The period between 1860 and 1920 is one of the most popular periods for collectors of Western art. Leading artists include Francis Bacon, Pablo Picasso, and Mark Rothko.
Post-war and contemporary art is experiencing a boom in the art market. After WWII, art movements fractured to reveal a multitude of responses to the death and destruction in Europe and Japan. This led to Abstract Expressionism, Pop art, and more. Among the most coveted post-war paintings are works by Andy Warhol and Gerhard Richter.
Secondary market sales of contemporary paintings breaking historical records within the art world at large – not only within the category of paintings. Leaders include Jean-Michel Basquiat, Peter Doig, and Christopher Wool.
Painting Terms to Know
Collectors should build a basic vocabulary regarding the art of painting:
- Support: the physical structure on which the painting is executed (i.e. wooden panel, stone, canvas, paper, etc.). If canvas was used, a second layer, or lining, may be affixed to the back to later add physical support.
- Preparatory Layers: in the case of a painting on canvas, a product made of gelatin or glue – known as a size – is used to influence the fabric’s absorbency. A primer made from a mixture of plaster or chalk and water prepares the support to hold the paint. A final white basecoat layer of gesso is often applied before painting begins.

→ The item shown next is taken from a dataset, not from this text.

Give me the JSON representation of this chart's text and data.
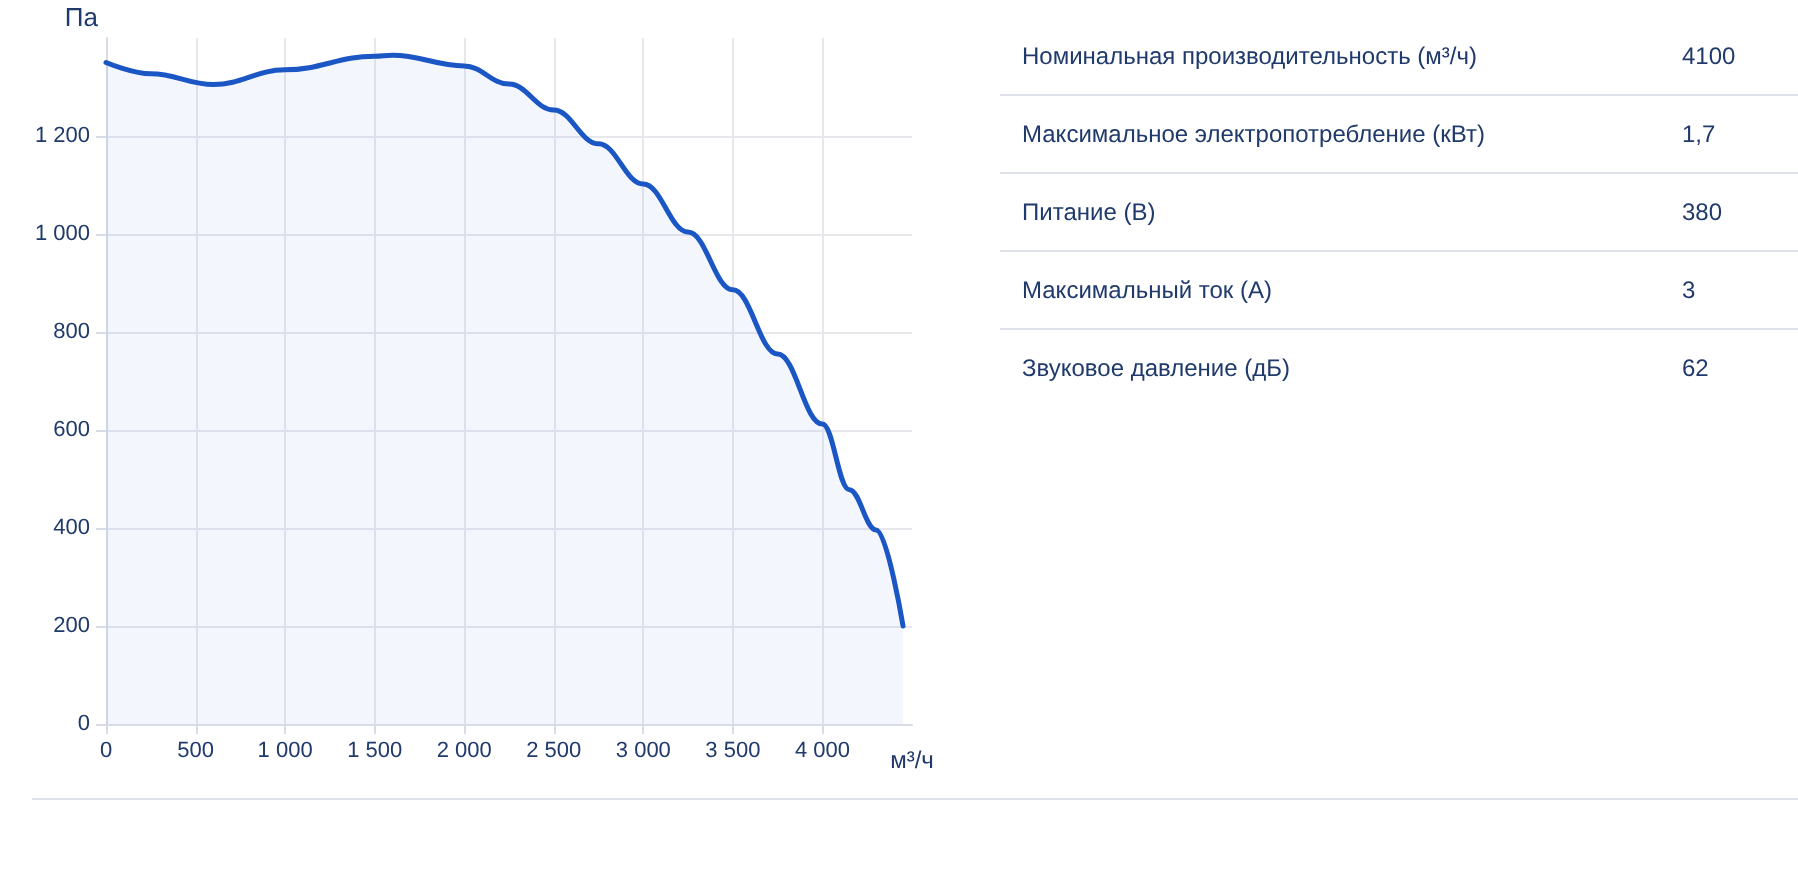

- Tempera: best represented in the luminous paintings of the 14th and 15th centuries, the pigment is mixed with water and egg.
- Watercolor: made of finely ground pigment bound with gum arabic or glue, its application can appear both transparent and opaque. The most common opaque watercolor material is gouache.

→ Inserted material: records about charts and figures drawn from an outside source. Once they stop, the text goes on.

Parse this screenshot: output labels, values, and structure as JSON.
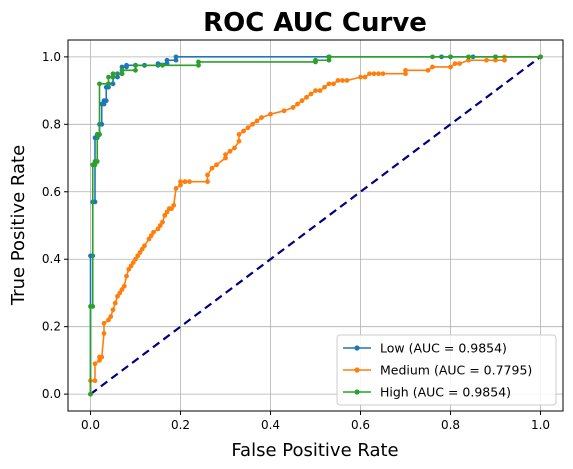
{
  "chart_data": {
    "type": "line",
    "title": "ROC AUC Curve",
    "xlabel": "False Positive Rate",
    "ylabel": "True Positive Rate",
    "xlim": [
      -0.05,
      1.05
    ],
    "ylim": [
      -0.05,
      1.05
    ],
    "xticks": [
      "0.0",
      "0.2",
      "0.4",
      "0.6",
      "0.8",
      "1.0"
    ],
    "yticks": [
      "0.0",
      "0.2",
      "0.4",
      "0.6",
      "0.8",
      "1.0"
    ],
    "grid": true,
    "legend_position": "lower-right",
    "chance_line": {
      "x": [
        0,
        1
      ],
      "y": [
        0,
        1
      ],
      "color": "#000080",
      "style": "dashed"
    },
    "series": [
      {
        "name": "Low (AUC = 0.9854)",
        "color": "#1f77b4",
        "x": [
          0,
          0,
          0.005,
          0.005,
          0.01,
          0.01,
          0.015,
          0.015,
          0.02,
          0.02,
          0.025,
          0.025,
          0.03,
          0.03,
          0.035,
          0.035,
          0.04,
          0.04,
          0.05,
          0.05,
          0.06,
          0.06,
          0.07,
          0.07,
          0.08,
          0.08,
          0.1,
          0.1,
          0.12,
          0.12,
          0.15,
          0.15,
          0.17,
          0.17,
          0.19,
          0.19,
          0.53,
          0.53,
          0.78,
          0.8,
          0.85,
          0.9,
          1.0
        ],
        "y": [
          0,
          0.41,
          0.41,
          0.57,
          0.57,
          0.76,
          0.76,
          0.77,
          0.77,
          0.8,
          0.8,
          0.86,
          0.86,
          0.87,
          0.87,
          0.91,
          0.91,
          0.92,
          0.92,
          0.94,
          0.94,
          0.95,
          0.95,
          0.97,
          0.97,
          0.975,
          0.975,
          0.975,
          0.975,
          0.975,
          0.975,
          0.98,
          0.98,
          0.99,
          0.99,
          1.0,
          1.0,
          1.0,
          1.0,
          1.0,
          1.0,
          1.0,
          1.0
        ]
      },
      {
        "name": "Medium (AUC = 0.7795)",
        "color": "#ff7f0e",
        "x": [
          0,
          0,
          0.01,
          0.01,
          0.02,
          0.02,
          0.025,
          0.03,
          0.03,
          0.04,
          0.045,
          0.05,
          0.055,
          0.06,
          0.065,
          0.07,
          0.075,
          0.08,
          0.085,
          0.09,
          0.095,
          0.1,
          0.105,
          0.11,
          0.115,
          0.12,
          0.13,
          0.135,
          0.14,
          0.15,
          0.155,
          0.16,
          0.165,
          0.17,
          0.175,
          0.18,
          0.185,
          0.19,
          0.2,
          0.2,
          0.21,
          0.21,
          0.22,
          0.26,
          0.26,
          0.27,
          0.28,
          0.3,
          0.3,
          0.31,
          0.32,
          0.33,
          0.33,
          0.34,
          0.35,
          0.36,
          0.37,
          0.38,
          0.4,
          0.43,
          0.45,
          0.46,
          0.47,
          0.48,
          0.49,
          0.5,
          0.51,
          0.52,
          0.53,
          0.54,
          0.55,
          0.56,
          0.57,
          0.6,
          0.61,
          0.62,
          0.63,
          0.64,
          0.65,
          0.7,
          0.7,
          0.75,
          0.76,
          0.8,
          0.81,
          0.82,
          0.84,
          0.88,
          0.9,
          0.92,
          0.92,
          1.0
        ],
        "y": [
          0,
          0.04,
          0.04,
          0.09,
          0.1,
          0.11,
          0.11,
          0.18,
          0.21,
          0.22,
          0.23,
          0.25,
          0.27,
          0.29,
          0.3,
          0.31,
          0.32,
          0.35,
          0.37,
          0.38,
          0.39,
          0.4,
          0.41,
          0.42,
          0.43,
          0.44,
          0.46,
          0.47,
          0.48,
          0.49,
          0.5,
          0.51,
          0.53,
          0.54,
          0.55,
          0.55,
          0.56,
          0.61,
          0.62,
          0.63,
          0.63,
          0.63,
          0.63,
          0.63,
          0.65,
          0.67,
          0.68,
          0.7,
          0.71,
          0.72,
          0.73,
          0.75,
          0.77,
          0.78,
          0.79,
          0.8,
          0.81,
          0.82,
          0.83,
          0.84,
          0.85,
          0.86,
          0.87,
          0.88,
          0.89,
          0.9,
          0.9,
          0.91,
          0.92,
          0.92,
          0.93,
          0.93,
          0.93,
          0.94,
          0.94,
          0.95,
          0.95,
          0.95,
          0.95,
          0.95,
          0.96,
          0.96,
          0.97,
          0.97,
          0.98,
          0.98,
          0.99,
          0.99,
          0.99,
          0.99,
          1.0,
          1.0
        ]
      },
      {
        "name": "High (AUC = 0.9854)",
        "color": "#2ca02c",
        "x": [
          0,
          0,
          0.005,
          0.005,
          0.01,
          0.01,
          0.015,
          0.015,
          0.02,
          0.02,
          0.04,
          0.04,
          0.05,
          0.05,
          0.07,
          0.07,
          0.1,
          0.1,
          0.16,
          0.24,
          0.24,
          0.5,
          0.5,
          0.53,
          0.53,
          0.76,
          0.8,
          0.84,
          0.9,
          1.0
        ],
        "y": [
          0,
          0.26,
          0.26,
          0.68,
          0.68,
          0.69,
          0.69,
          0.77,
          0.77,
          0.92,
          0.92,
          0.94,
          0.94,
          0.95,
          0.95,
          0.96,
          0.96,
          0.975,
          0.975,
          0.975,
          0.985,
          0.985,
          0.99,
          0.99,
          1.0,
          1.0,
          1.0,
          1.0,
          1.0,
          1.0
        ]
      }
    ]
  }
}
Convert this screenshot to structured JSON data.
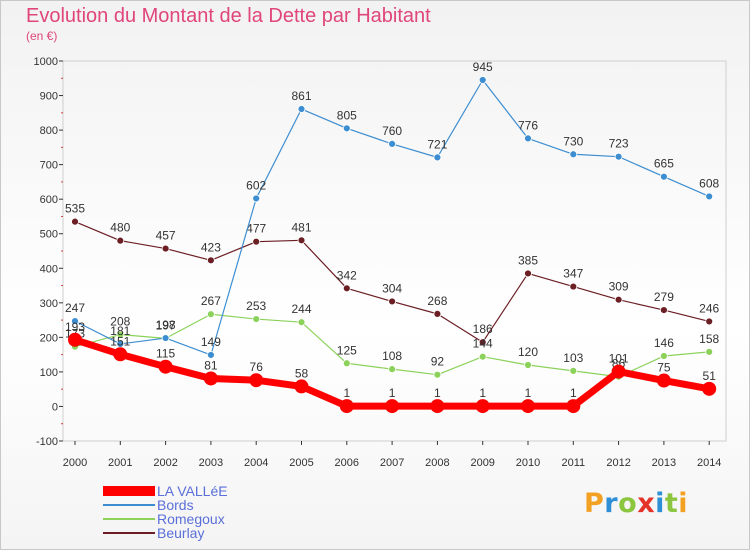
{
  "title": "Evolution du Montant de la Dette par Habitant",
  "subtitle": "(en €)",
  "brand": {
    "letters": [
      {
        "ch": "P",
        "color": "#f2a122"
      },
      {
        "ch": "r",
        "color": "#2f8fd6"
      },
      {
        "ch": "o",
        "color": "#8cc63f"
      },
      {
        "ch": "x",
        "color": "#e6332a"
      },
      {
        "ch": "i",
        "color": "#2f8fd6"
      },
      {
        "ch": "t",
        "color": "#8cc63f"
      },
      {
        "ch": "i",
        "color": "#f2a122"
      }
    ]
  },
  "chart_data": {
    "type": "line",
    "title": "Evolution du Montant de la Dette par Habitant",
    "subtitle": "(en €)",
    "x": [
      "2000",
      "2001",
      "2002",
      "2003",
      "2004",
      "2005",
      "2006",
      "2007",
      "2008",
      "2009",
      "2010",
      "2011",
      "2012",
      "2013",
      "2014"
    ],
    "ylim": [
      -100,
      1000
    ],
    "yticks": [
      -100,
      0,
      100,
      200,
      300,
      400,
      500,
      600,
      700,
      800,
      900,
      1000
    ],
    "grid": false,
    "legend_position": "bottom-left",
    "series": [
      {
        "name": "LA VALLéE",
        "color": "#ff0000",
        "values": [
          193,
          151,
          115,
          81,
          76,
          58,
          1,
          1,
          1,
          1,
          1,
          1,
          101,
          75,
          51
        ]
      },
      {
        "name": "Bords",
        "color": "#3d8ed1",
        "values": [
          247,
          181,
          198,
          149,
          602,
          861,
          805,
          760,
          721,
          945,
          776,
          730,
          723,
          665,
          608
        ]
      },
      {
        "name": "Romegoux",
        "color": "#8cd25a",
        "values": [
          173,
          208,
          197,
          267,
          253,
          244,
          125,
          108,
          92,
          144,
          120,
          103,
          86,
          146,
          158
        ]
      },
      {
        "name": "Beurlay",
        "color": "#6b1e24",
        "values": [
          535,
          480,
          457,
          423,
          477,
          481,
          342,
          304,
          268,
          186,
          385,
          347,
          309,
          279,
          246
        ]
      }
    ]
  }
}
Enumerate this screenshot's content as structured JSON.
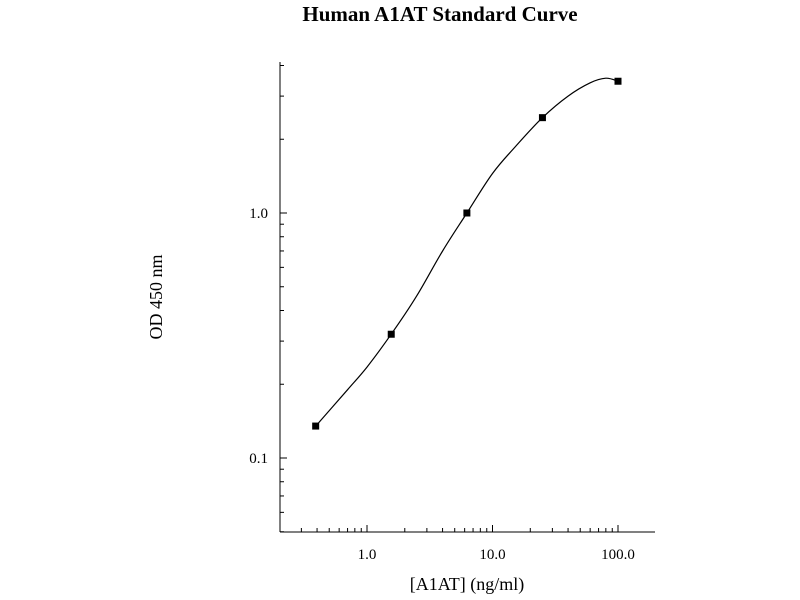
{
  "chart_data": {
    "type": "line",
    "title": "Human A1AT Standard Curve",
    "xlabel": "[A1AT] (ng/ml)",
    "ylabel": "OD 450 nm",
    "xscale": "log",
    "yscale": "log",
    "xlim": [
      0.3,
      200
    ],
    "ylim": [
      0.05,
      4
    ],
    "x_ticks": [
      1.0,
      10.0,
      100.0
    ],
    "x_tick_labels": [
      "1.0",
      "10.0",
      "100.0"
    ],
    "y_ticks": [
      0.1,
      1.0
    ],
    "y_tick_labels": [
      "0.1",
      "1.0"
    ],
    "grid": false,
    "series": [
      {
        "x": [
          0.39,
          1.56,
          6.25,
          25,
          100
        ],
        "y": [
          0.135,
          0.32,
          1.0,
          2.45,
          3.45
        ],
        "marker": "square",
        "color": "#000000"
      }
    ],
    "curve_fit": {
      "x": [
        0.39,
        0.7,
        1.0,
        1.56,
        2.5,
        4.0,
        6.25,
        10,
        15,
        25,
        40,
        60,
        80,
        100
      ],
      "y": [
        0.135,
        0.19,
        0.235,
        0.32,
        0.46,
        0.7,
        1.0,
        1.45,
        1.85,
        2.45,
        3.0,
        3.4,
        3.55,
        3.45
      ]
    }
  }
}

- Oil painting: first widely adopted by 16th-century artists for its transparency, ease of manipulation, and rich colors. It can produce an incredibly smooth surface but can also be mixed with sand and other course materials to create texture. Oil paintings can take days, months, or even years to dry depending on the thickness of the paint as well as its chemical makeup.
- Acrylic paint: introduced in the 1950s, acrylics were quickly embraced for their ability to look as matte as gouache or as translucent as oil paint. They are bound with a synthetic acrylic polymer emulsion.
- Brushes: several brushes of a different shape, size, and stiffness can be used to create a single painting. Some artists choose more unconventional tools, such as palette knives, rags, sponges, fingers, and spray cans. Well-known Abstract Expressionist Jackson Pollock found that housepainter’s brushes worked best to drip, splatter, fling, and smear paint onto his mural-sized canvases, which he laid out on the floor.
- Varnish: the role of this solid, relatively transparent layer of resin is to protect the paint surface and intensify the colors; however, solutions made with natural materials tend to discolor or darken with age. Conservators can fix this problem by removing and replacing the old varnish with a synthetic product.
- Scale: the size of a painting may speak to its period of origin. Large-scale works grew in popularity at the height of the Paris Salon between 1748 and 1890. The annual or biennial art event exhibited hundreds (if not thousands) of paintings at a time. Limited gallery space and high demand forced many exhibited works to be hung wherever space allowed – even high on walls (and far away from a viewer’s ideal vantage point). As a result, artists increased the size of their supports. Soon artists saw that selling smaller works to the bourgeois for their homes was a more lucrative business. These easel paintings maintained their ranks until the Abstract Expressionists circled back to large-scale canvases
- Markings: artist signatures and dates of completion may be found on either the front or back of paintings. These markings help establish authenticity, but not all artists sign their work. Therefore, collectors should look at any labels or stamps on the back of the support or its frame. These can provide information about the origin and age of the artist’s materials as well as about previous sales and owners.